Implementation depends on your platform, but the core process is the same everywhere: create the icon files, place them on your server, and add the appropriate link tags to your HTML head.

  • WordPress. The built-in Site Icon feature under Appearance then Customize then Site Identity handles the basics. Upload a 512x512 image and WordPress generates the smaller sizes automatically.
  • Static HTML sites. Place your icon files in the root directory or a dedicated icons folder. Add the link tags directly to the head section of your HTML. At minimum, include a favicon.ico at the root and link tags for the 32x32 PNG and 180x180 Apple touch icon.
  • Shopify. Upload your favicon through the theme customizer under Theme Settings. For additional sizes beyond what the customizer supports, edit the theme.liquid file directly.
  • Next.js, Gatsby, and other frameworks. Most modern frameworks have a public or static directory where favicon files go, plus a head management system for adding the link tags.
  • Web app manifest. Create a manifest.json or site.webmanifest file that defines your icons for Android and PWA contexts. Reference it with <link rel="manifest" href="https://cdn.contentpowered.com/site.webmanifest">. Include entries for at least 192x192 and 512x512 icon sizes.

After implementation, run this checker to verify everything is loading correctly.
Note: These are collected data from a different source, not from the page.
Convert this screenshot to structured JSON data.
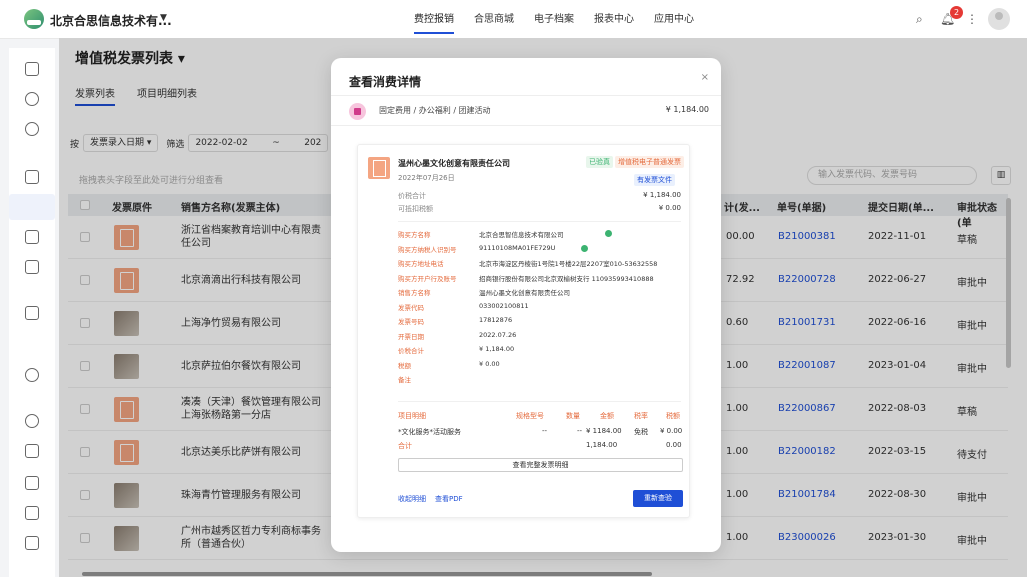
{
  "topbar": {
    "company": "北京合思信息技术有...",
    "nav": [
      "费控报销",
      "合思商城",
      "电子档案",
      "报表中心",
      "应用中心"
    ],
    "notification_count": "2"
  },
  "page": {
    "title": "增值税发票列表",
    "tabs": [
      "发票列表",
      "项目明细列表"
    ],
    "filter_prefix": "按",
    "date_type": "发票录入日期",
    "filter_label": "筛选",
    "date_start": "2022-02-02",
    "date_sep": "~",
    "date_end_partial": "202",
    "group_hint": "拖拽表头字段至此处可进行分组查看",
    "search_placeholder": "输入发票代码、发票号码"
  },
  "table": {
    "headers": [
      "发票原件",
      "销售方名称(发票主体)",
      "计(发...",
      "单号(单据)",
      "提交日期(单...",
      "审批状态(单"
    ],
    "rows": [
      {
        "thumb": "pdf",
        "seller": "浙江省档案教育培训中心有限责任公司",
        "amt": "00.00",
        "no": "B21000381",
        "date": "2022-11-01",
        "status": "草稿"
      },
      {
        "thumb": "pdf",
        "seller": "北京滴滴出行科技有限公司",
        "amt": "72.92",
        "no": "B22000728",
        "date": "2022-06-27",
        "status": "审批中"
      },
      {
        "thumb": "photo",
        "seller": "上海净竹贸易有限公司",
        "amt": "0.60",
        "no": "B21001731",
        "date": "2022-06-16",
        "status": "审批中"
      },
      {
        "thumb": "photo",
        "seller": "北京萨拉伯尔餐饮有限公司",
        "amt": "1.00",
        "no": "B22001087",
        "date": "2023-01-04",
        "status": "审批中"
      },
      {
        "thumb": "pdf",
        "seller": "凑凑（天津）餐饮管理有限公司上海张杨路第一分店",
        "amt": "1.00",
        "no": "B22000867",
        "date": "2022-08-03",
        "status": "草稿"
      },
      {
        "thumb": "pdf",
        "seller": "北京达美乐比萨饼有限公司",
        "amt": "1.00",
        "no": "B22000182",
        "date": "2022-03-15",
        "status": "待支付"
      },
      {
        "thumb": "photo",
        "seller": "珠海青竹管理服务有限公司",
        "amt": "1.00",
        "no": "B21001784",
        "date": "2022-08-30",
        "status": "审批中"
      },
      {
        "thumb": "photo",
        "seller": "广州市越秀区哲力专利商标事务所（普通合伙）",
        "amt": "1.00",
        "no": "B23000026",
        "date": "2023-01-30",
        "status": "审批中"
      }
    ]
  },
  "modal": {
    "title": "查看消费详情",
    "category": "固定费用 / 办公福利 / 团建活动",
    "category_amount": "¥ 1,184.00",
    "invoice": {
      "seller": "温州心墨文化创意有限责任公司",
      "date": "2022年07月26日",
      "tag_verified": "已验真",
      "tag_type": "增值税电子普通发票",
      "tag_file": "有发票文件",
      "total_label": "价税合计",
      "total_value": "¥ 1,184.00",
      "deduct_label": "可抵扣税额",
      "deduct_value": "¥ 0.00",
      "fields": [
        {
          "k": "购买方名称",
          "v": "北京合思智信息技术有限公司"
        },
        {
          "k": "购买方纳税人识别号",
          "v": "91110108MA01FE729U"
        },
        {
          "k": "购买方地址电话",
          "v": "北京市海淀区丹棱街1号院1号楼22层2207室010-53632558"
        },
        {
          "k": "购买方开户行及账号",
          "v": "招商银行股份有限公司北京双榆树支行 110935993410888"
        },
        {
          "k": "销售方名称",
          "v": "温州心墨文化创意有限责任公司"
        },
        {
          "k": "发票代码",
          "v": "033002100811"
        },
        {
          "k": "发票号码",
          "v": "17812876"
        },
        {
          "k": "开票日期",
          "v": "2022.07.26"
        },
        {
          "k": "价税合计",
          "v": "¥ 1,184.00"
        },
        {
          "k": "税额",
          "v": "¥ 0.00"
        },
        {
          "k": "备注",
          "v": ""
        }
      ],
      "detail_headers": [
        "项目明细",
        "规格型号",
        "数量",
        "金额",
        "税率",
        "税额"
      ],
      "detail_row": [
        "*文化服务*活动服务",
        "--",
        "--",
        "¥ 1184.00",
        "免税",
        "¥ 0.00"
      ],
      "sum_label": "合计",
      "sum_amount": "1,184.00",
      "sum_tax": "0.00",
      "view_all": "查看完整发票明细",
      "collapse": "收起明细",
      "view_pdf": "查看PDF",
      "recheck": "重新查验"
    },
    "close": "×"
  },
  "colors": {
    "accent": "#1f4fd6",
    "orange": "#e46a3c",
    "green": "#3cb371"
  }
}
Then test on actual devices to confirm the icons appear as expected.

Common Favicon Mistakes to Avoid

  • Only providing favicon.ico and nothing else. The ICO file covers legacy browsers and the root fallback, but it doesn't cover Apple touch icons, Android home screen shortcuts, or PWA requirements.
  • Using a full logo with text as the favicon. Text is illegible at 16 pixels. Extract the icon element or use the first letter of your brand name as the favicon.
  • Forgetting the apple-touch-icon. Without it, iOS devices either use a screenshot thumbnail or a default icon when someone adds your site to their home screen.
  • Referencing a favicon that doesn't exist. A link tag pointing to a wrong path creates a silent failure. The browser logs a 404 and falls back to the root favicon.ico if it exists.
  • Not testing on dark mode. A favicon designed for light browser themes may vanish on dark themes and vice versa.
  • Caching problems after updates. Browsers cache favicons aggressively. After updating your favicon, append a version query string to your link tags (like ?v=2) to force browsers to fetch the new version.